Há, pois, diferença entre aprender e acumular conhecimento. O aprender é infinito, não há fim no aprender a respeito de si mesmo. E, por conseguinte, a mente que não está acumulando, porém aprendendo, é capaz de observar seus conflitos, suas tensões, suas dores e secretos desejos e temores. Se assim fizerdes, não acidentalmente, porém todos os dias, todos os minutos – e isso é possível – se vos mantiverdes em constante observação, vereis que adquirireis uma energia extraordinária. Porque então a autocontradição estará sendo compreendida.

Com a palavra “compreender” não me refiro a algo intelectual. A mente que está fragmentada nunca compreenderá nada. Quando digo que “compreendo uma certa coisa intelectualmente”, o que realmente estou dizendo é que ouço a palavra e compreendo a palavra; isso nada tem que ver com a compreensão. Compreensão implica não só o aspecto semântico, isto é, o sentido da palavra, mas também a apreensão do inteiro conteúdo dessa palavra e de seu significado conforme se aplica a nós mesmos. A compreensão, pois, não é uma simples questão de “cerebração” (mentation)(1) mera operação intelectual. Só podeis compreender alguma coisa quando lhe aplicais vossas mente, vosso corpo, vossos sentidos, vossos olhos, vossos ouvidos, tudo. E dessa compreensão resulta a ação total, e não ação fragmentária, contraditória.

Nessas condições, o que interessa – principalmente àqueles que são deveras sérios – é compreender. E a vida exige seriedade, pois não se pode viver neste mundo levianamente. Não podeis estar interessado apenas em vossas próprias aflições, vossos próprios divertimentos, vossos próprios temores. Sois uma parte do mundo e deveis compreender a vós mesmo e ao mundo.
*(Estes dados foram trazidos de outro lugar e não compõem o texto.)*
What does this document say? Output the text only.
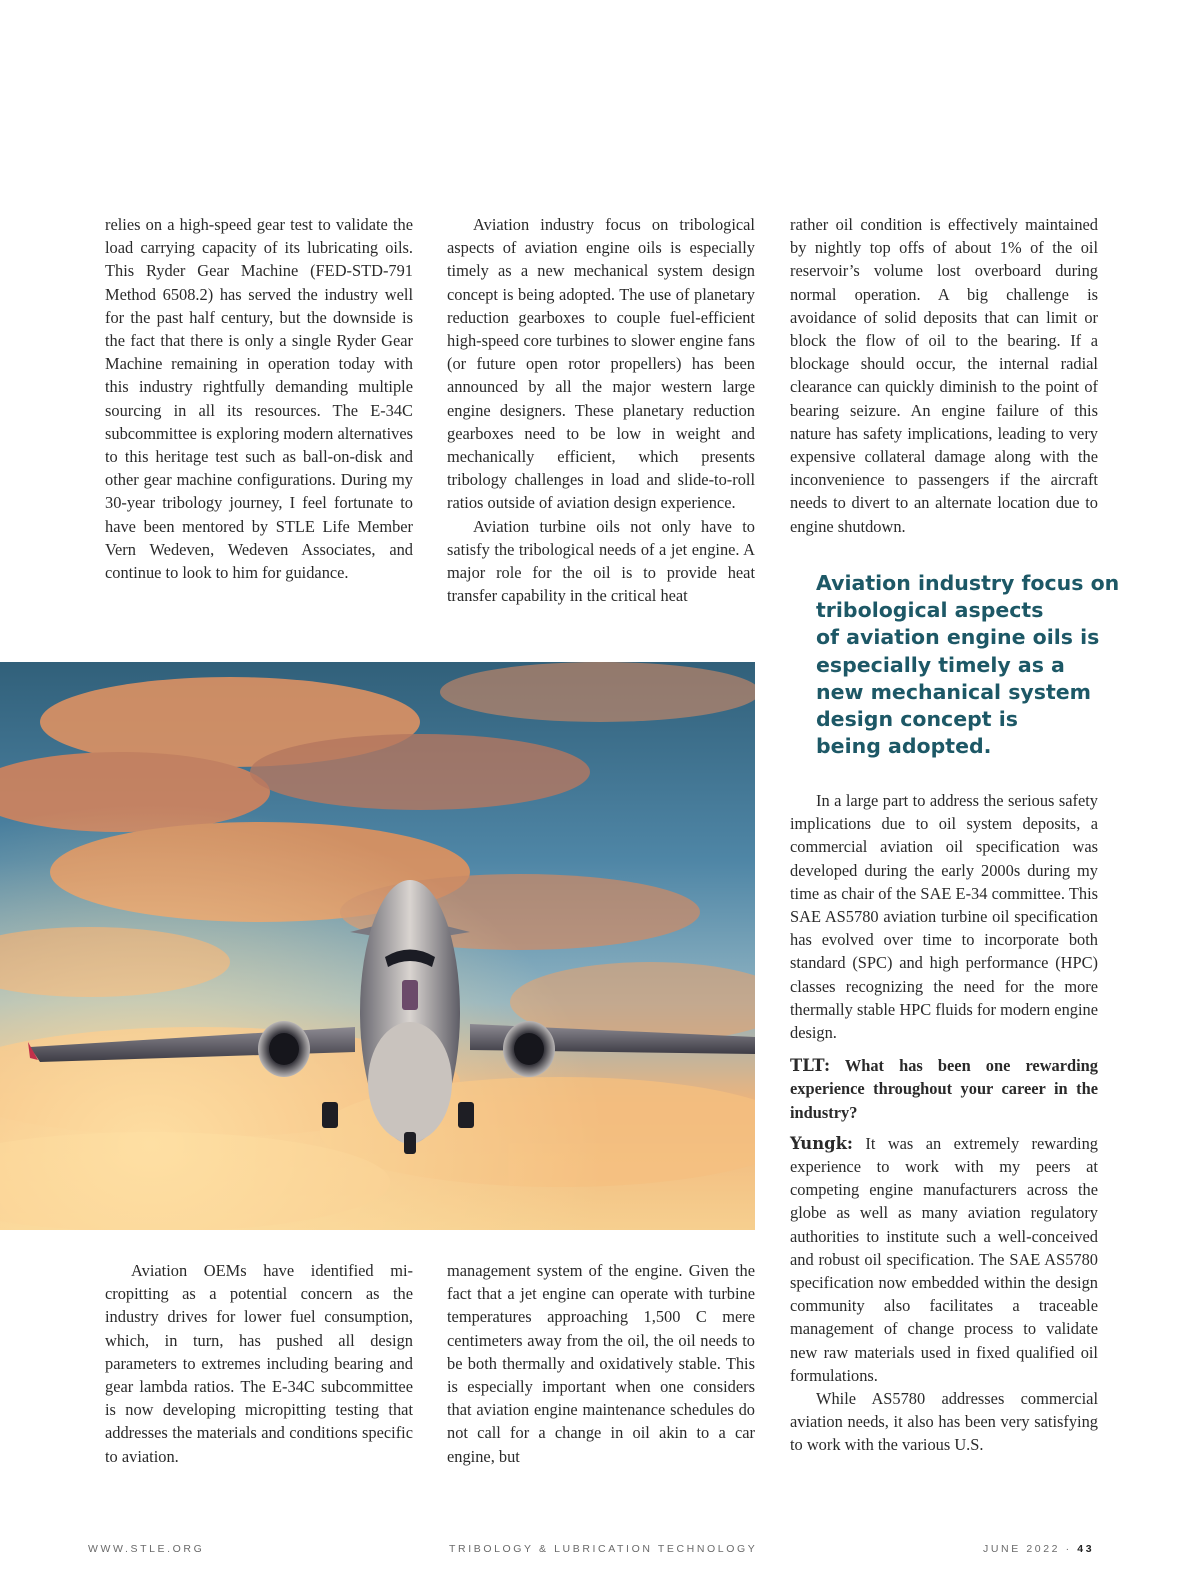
relies on a high-speed gear test to validate the load carrying capacity of its lubricating oils. This Ryder Gear Machine (FED-STD-791 Method 6508.2) has served the industry well for the past half century, but the downside is the fact that there is only a single Ryder Gear Machine remaining in operation today with this industry rightfully demanding multiple sourcing in all its resources. The E-34C subcommittee is exploring modern alternatives to this heritage test such as ball-on-disk and other gear machine configurations. During my 30-year tribology journey, I feel fortunate to have been mentored by STLE Life Member Vern Wedeven, Wedeven Associates, and continue to look to him for guidance.

Aviation industry focus on tribological aspects of aviation engine oils is especially timely as a new mechanical system design concept is being adopted. The use of planetary reduction gearboxes to couple fuel-efficient high-speed core turbines to slower engine fans (or future open rotor propellers) has been announced by all the major western large engine designers. These planetary reduction gearboxes need to be low in weight and mechanically efficient, which presents tribology challenges in load and slide-to-roll ratios outside of aviation design experience.

Aviation turbine oils not only have to satisfy the tribological needs of a jet engine. A major role for the oil is to provide heat transfer capability in the critical heat

rather oil condition is effectively maintained by nightly top offs of about 1% of the oil reservoir’s volume lost overboard during normal operation. A big challenge is avoidance of solid deposits that can limit or block the flow of oil to the bearing. If a blockage should occur, the internal radial clearance can quickly diminish to the point of bearing seizure. An engine failure of this nature has safety implications, leading to very expensive collateral damage along with the inconvenience to passengers if the aircraft needs to divert to an alternate location due to engine shutdown.

Aviation industry focus on
tribological aspects
of aviation engine oils is
especially timely as a
new mechanical system
design concept is
being adopted.

Aviation OEMs have identified micropitting as a potential concern as the industry drives for lower fuel consumption, which, in turn, has pushed all design parameters to extremes including bearing and gear lambda ratios. The E-34C subcommittee is now developing micropitting testing that addresses the materials and conditions specific to aviation.

management system of the engine. Given the fact that a jet engine can operate with turbine temperatures approaching 1,500 C mere centimeters away from the oil, the oil needs to be both thermally and oxidatively stable. This is especially important when one considers that aviation engine maintenance schedules do not call for a change in oil akin to a car engine, but

In a large part to address the serious safety implications due to oil system deposits, a commercial aviation oil specification was developed during the early 2000s during my time as chair of the SAE E-34 committee. This SAE AS5780 aviation turbine oil specification has evolved over time to incorporate both standard (SPC) and high performance (HPC) classes recognizing the need for the more thermally stable HPC fluids for modern engine design.

TLT: What has been one rewarding experience throughout your career in the industry?

Yungk: It was an extremely rewarding experience to work with my peers at competing engine manufacturers across the globe as well as many aviation regulatory authorities to institute such a well-conceived and robust oil specification. The SAE AS5780 specification now embedded within the design community also facilitates a traceable management of change process to validate new raw materials used in fixed qualified oil formulations.

While AS5780 addresses commercial aviation needs, it also has been very satisfying to work with the various U.S.

WWW.STLE.ORG	TRIBOLOGY & LUBRICATION TECHNOLOGY	JUNE 2022 · 43
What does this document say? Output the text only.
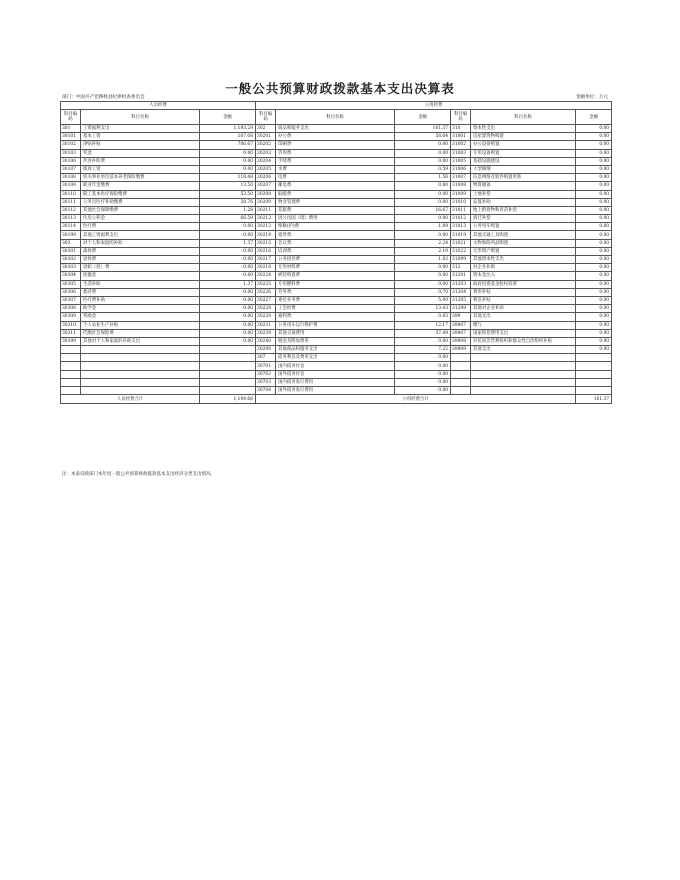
一般公共预算财政拨款基本支出决算表
部门：中国共产党穆棱县纪律检查委员会	金额单位：万元
人员经费			公用经费					
科目编码	科目名称	金额	科目编码	科目名称	金额	科目编码	科目名称	金额
301	工资福利支出	1,193.29	302	商品和服务支出	161.37	310	资本性支出	0.00
30101	基本工资	107.08	30201	办公费	58.64	31001	房屋建筑物购建	0.00
30102	津贴补贴	706.67	30202	印刷费	0.00	31002	办公设备购置	0.00
30103	奖金	0.00	30203	咨询费	0.00	31003	专用设备购置	0.00
30106	伙食补助费	0.00	30204	手续费	0.00	31005	基础设施建设	0.00
30107	绩效工资	0.00	30205	水费	0.59	31006	大型修缮	0.00
30108	机关事业单位基本养老保险缴费	118.48	30206	电费	1.56	31007	信息网络及软件购置更新	0.00
30109	职业年金缴费	13.50	30207	邮电费	0.80	31008	物资储备	0.00
30110	职工基本医疗保险缴费	53.50	30208	取暖费	0.00	31009	土地补偿	0.00
30111	公务员医疗补助缴费	28.76	30209	物业管理费	0.00	31010	安置补助	0.00
30112	其他社会保障缴费	1.28	30211	差旅费	16.67	31011	地上附着物和青苗补偿	0.00
30113	住房公积金	66.59	30212	因公出国（境）费用	0.00	31012	拆迁补偿	0.00
30114	医疗费	0.00	30213	维修(护)费	1.09	31013	公务用车购置	0.00
30199	其他工资福利支出	0.00	30214	租赁费	0.00	31019	其他交通工具购置	0.00
303	对个人和家庭的补助	1.37	30215	会议费	2.24	31021	文物和陈列品购置	0.00
30301	离休费	0.00	30216	培训费	2.10	31022	无形资产购置	0.00
30302	退休费	0.00	30217	公务接待费	1.02	31099	其他资本性支出	0.00
30303	退职（役）费	0.00	30218	专用材料费	0.00	312	对企业补助	0.00
30304	抚恤金	0.00	30224	被装购置费	0.00	31201	资本金注入	0.00
30305	生活补助	1.37	30225	专用燃料费	0.00	31203	政府投资基金股权投资	0.00
30306	救济费	0.00	30226	劳务费	0.70	31204	费用补贴	0.00
30307	医疗费补助	0.00	30227	委托业务费	5.00	31205	利息补贴	0.00
30308	助学金	0.00	30228	工会经费	13.43	31299	其他对企业补助	0.00
30309	奖励金	0.00	30229	福利费	0.65	399	其他支出	0.00
30310	个人农业生产补贴	0.00	30231	公务用车运行维护费	12.17	39907	赠与	0.00
30311	代缴社会保险费	0.00	30239	其他交通费用	37.49	39907	国家赔偿费用支出	0.00
30399	其他对个人和家庭的补助支出	0.00	30240	税金及附加费用	0.00	39908	对民间非营利组织和群众性自治组织补贴	0.00
			30299	其他商品和服务支出	7.22	39999	其他支出	0.00
			307	债务利息及费用支出	0.00			
			30701	国内债务付息	0.00			
			30702	国外债务付息	0.00			
			30703	国内债务发行费用	0.00			
			30704	国外债务发行费用	0.00			
人员经费合计		1,194.66	公用经费合计					161.37
注：本表反映部门本年度一般公共预算财政拨款基本支出经济分类支出情况。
Essa compreensão exige extraordinária seriedade, e isto constitui imensa tarefa. E quando sois sério, deveis levar essa compreensão ao extremo, até perceberdes tudo o que a existência implica.
E, também, o conflito é algo que temos de compreender, compreender, e não dominar. Não tenteis negá-lo, não tenteis fugir dele, porém tratai de compreendê-lo, de ver todo o seu significado, de perceber as várias contradições, na palavra, no pensamento, na ação. Em geral, vivemos vidas duplas, ou triplas, ou múltiplas! Funcionamos fragmentariamente, nosso existir é fragmentário; desejamos ser mundanos; desejamos ter todos os confortos que nos são devidos. O conforto, obviamente, é necessário; mas com esse conforto vem a exigência de segurança. Não só desejamos estar seguros em nossos empregos – reação natural e sã – mas também desejamos estar seguros psicologicamente, interiormente.
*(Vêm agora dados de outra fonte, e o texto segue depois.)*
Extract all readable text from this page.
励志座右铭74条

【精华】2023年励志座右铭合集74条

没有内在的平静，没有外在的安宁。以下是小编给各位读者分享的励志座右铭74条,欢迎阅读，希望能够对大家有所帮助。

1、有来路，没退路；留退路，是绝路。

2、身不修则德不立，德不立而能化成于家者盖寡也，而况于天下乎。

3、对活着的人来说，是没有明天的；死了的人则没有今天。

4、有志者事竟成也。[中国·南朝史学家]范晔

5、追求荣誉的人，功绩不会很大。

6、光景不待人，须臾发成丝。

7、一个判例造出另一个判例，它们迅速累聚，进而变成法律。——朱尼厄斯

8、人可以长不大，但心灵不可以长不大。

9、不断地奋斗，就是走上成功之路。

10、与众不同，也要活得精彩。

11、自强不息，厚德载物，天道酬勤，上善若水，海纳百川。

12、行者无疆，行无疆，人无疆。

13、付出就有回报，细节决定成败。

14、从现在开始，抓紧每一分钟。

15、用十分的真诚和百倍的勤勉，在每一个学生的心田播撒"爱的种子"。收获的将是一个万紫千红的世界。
É possível, em algum tempo, estar-se em segurança psicológica, – isto é, estarmos psicologicamente seguros em nossas relações e psicologicamente seguros em relação àquilo com que estamos identificados? A segurança exterior é evidentemente necessária. Exteriormente, é absolutamente necessário termos morada, um lar, emprego; mas não nos contentamos com isso. Queremos estar em segurança psicologicamente, interiormente; e aí começam as nossas tribulações. Nunca indagamos se existe realmente segurança interior; entretanto, dizemos que precisamos de estar em segurança interiormente, e nasce assim a ilusão. A partir desse momento, começa a desenrolar-se uma série de conflitos, de conflitos intermináveis.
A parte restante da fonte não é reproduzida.